Whitmer declines to discuss health director’s exit despite end of confidentiality deal
The governor was asked twice about Robert Gordon’s departure, but she declined to provide any specifics
LANSING, Mich. (WJRT) - Gov. Gretchen Whitmer again declined to discuss the reasons for the former Michigan Department of Health and Human Services director’s departure despite the end of a confidentiality agreement.
Robert Gordon abruptly resigned as head of the state health department on Jan. 22, hours after he issued an order allowing restaurants around Michigan to reopen for indoor dining after a two-month closure. He signed a separation agreement about a month later.
That agreement provided Gordon with a $155,000 payout and included a clause prohibiting him and Whitmer from discussing the specific reasons why he resigned. Whitmer announced this week that she and Gordon agreed to waive the confidentiality clause.
However, Gordon turned down a request to testify before the House Oversight Committee and Whitmer again declined to discuss why Gordon left after two separate questions from reporters during a press conference Friday morning.
Whitmer said she agreed to waive the confidentiality clause “in the interest of greater transparency.” But she again repeated her stance that Gordon resigned, she accepted his resignation and appointed Elizabeth Hertel to take his place leading the Michigan Department of Health and Human Services.
“I know that there are some people -- the other side of the aisle in particular -- who would rather spend their time talking about personnel issues which, you know, that’s their choice. They can continue looking backward but we are going to stay focused on moving forward, because we are still in the middle of a global pandemic,” Whitmer said.
She called on lawmakers to remain focused on battling COVID-19 by providing the resources that schools, organizations and residents need. She referenced spending billions of federal COVID-19 relief dollars sent to Michigan, which she and lawmakers are negotiating.
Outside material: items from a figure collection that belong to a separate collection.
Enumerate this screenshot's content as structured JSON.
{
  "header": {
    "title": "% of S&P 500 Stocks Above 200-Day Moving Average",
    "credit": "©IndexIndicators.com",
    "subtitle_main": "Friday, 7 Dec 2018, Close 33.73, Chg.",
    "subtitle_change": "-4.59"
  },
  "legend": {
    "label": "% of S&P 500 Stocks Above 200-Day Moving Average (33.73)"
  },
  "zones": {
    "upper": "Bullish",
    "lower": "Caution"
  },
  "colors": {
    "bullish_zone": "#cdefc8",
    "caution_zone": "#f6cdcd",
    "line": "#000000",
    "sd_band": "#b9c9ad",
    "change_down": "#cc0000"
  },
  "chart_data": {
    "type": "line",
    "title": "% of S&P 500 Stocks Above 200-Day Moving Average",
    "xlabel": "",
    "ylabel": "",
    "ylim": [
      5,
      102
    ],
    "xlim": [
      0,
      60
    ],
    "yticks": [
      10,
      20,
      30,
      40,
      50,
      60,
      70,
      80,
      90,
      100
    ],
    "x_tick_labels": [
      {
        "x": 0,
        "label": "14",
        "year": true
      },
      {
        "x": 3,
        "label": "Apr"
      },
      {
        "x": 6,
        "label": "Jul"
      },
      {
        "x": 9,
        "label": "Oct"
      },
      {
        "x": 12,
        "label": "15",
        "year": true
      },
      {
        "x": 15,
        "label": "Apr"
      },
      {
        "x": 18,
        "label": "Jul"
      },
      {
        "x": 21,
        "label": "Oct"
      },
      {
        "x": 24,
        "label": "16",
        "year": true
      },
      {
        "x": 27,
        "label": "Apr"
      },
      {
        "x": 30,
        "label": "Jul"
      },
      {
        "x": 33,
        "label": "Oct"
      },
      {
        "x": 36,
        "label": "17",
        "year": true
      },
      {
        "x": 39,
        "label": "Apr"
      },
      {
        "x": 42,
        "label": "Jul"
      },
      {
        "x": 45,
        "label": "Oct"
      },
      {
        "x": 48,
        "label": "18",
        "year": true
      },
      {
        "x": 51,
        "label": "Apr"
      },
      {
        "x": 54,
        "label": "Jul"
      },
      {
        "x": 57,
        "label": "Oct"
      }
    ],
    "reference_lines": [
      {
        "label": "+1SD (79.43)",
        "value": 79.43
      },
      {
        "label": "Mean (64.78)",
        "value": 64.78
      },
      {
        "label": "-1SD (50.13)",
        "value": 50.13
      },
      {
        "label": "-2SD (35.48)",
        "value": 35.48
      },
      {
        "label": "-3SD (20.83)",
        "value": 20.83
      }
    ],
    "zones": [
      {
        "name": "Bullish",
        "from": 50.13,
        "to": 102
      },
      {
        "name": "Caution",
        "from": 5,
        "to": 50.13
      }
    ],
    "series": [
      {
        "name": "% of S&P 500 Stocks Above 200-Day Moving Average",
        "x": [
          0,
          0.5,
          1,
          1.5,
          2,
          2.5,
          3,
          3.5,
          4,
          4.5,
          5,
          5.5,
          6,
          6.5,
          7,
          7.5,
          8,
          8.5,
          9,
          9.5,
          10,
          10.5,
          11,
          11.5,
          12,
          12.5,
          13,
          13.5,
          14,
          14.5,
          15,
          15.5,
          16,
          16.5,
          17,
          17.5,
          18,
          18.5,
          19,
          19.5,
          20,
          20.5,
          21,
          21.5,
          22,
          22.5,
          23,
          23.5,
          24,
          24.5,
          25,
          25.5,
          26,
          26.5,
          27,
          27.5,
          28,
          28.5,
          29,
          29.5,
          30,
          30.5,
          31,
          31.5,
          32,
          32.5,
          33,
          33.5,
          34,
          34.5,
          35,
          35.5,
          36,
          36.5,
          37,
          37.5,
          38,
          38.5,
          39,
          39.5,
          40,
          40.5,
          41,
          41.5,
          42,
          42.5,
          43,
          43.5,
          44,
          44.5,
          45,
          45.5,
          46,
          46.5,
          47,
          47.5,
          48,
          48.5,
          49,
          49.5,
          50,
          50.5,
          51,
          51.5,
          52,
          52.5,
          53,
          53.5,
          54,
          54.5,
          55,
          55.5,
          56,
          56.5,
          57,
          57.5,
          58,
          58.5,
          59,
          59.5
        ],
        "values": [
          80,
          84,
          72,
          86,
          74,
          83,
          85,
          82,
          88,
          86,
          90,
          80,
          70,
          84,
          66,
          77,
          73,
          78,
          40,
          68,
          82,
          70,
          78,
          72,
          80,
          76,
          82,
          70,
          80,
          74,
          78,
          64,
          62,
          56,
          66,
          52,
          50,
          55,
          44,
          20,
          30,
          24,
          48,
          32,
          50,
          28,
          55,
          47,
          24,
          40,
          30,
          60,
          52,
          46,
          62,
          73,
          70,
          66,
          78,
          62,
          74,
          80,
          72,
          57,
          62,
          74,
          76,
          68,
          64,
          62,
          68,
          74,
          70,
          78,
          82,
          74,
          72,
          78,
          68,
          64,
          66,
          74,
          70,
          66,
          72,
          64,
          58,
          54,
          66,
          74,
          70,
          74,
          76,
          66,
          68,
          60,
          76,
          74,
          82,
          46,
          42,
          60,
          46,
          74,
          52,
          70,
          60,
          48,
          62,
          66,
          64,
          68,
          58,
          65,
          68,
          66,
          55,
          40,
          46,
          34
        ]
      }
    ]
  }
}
“We’ve got to stay focused on the job at hand and keeping people safe and resuming safely and getting the tools we need to do that successfully,” Whitmer said. “And I think I would welcome legislators to spend some energy in this space, because we’re deploying these dollars right now to ramp up our antigen testing, which is now necessary for our kids who want to participate in sports and necessary for a resumption of normal activities and normalcy.”
Later in the press conference, Whitmer expressed her appreciation for Hertel’s work leading the state health department over the past two months and again called on lawmakers to remove politics from public health.
“We’ve shared a lot of information and I think it’s time for us to stay focused on the next task at hand, which is continuing to battle this virus,” Whitmer said.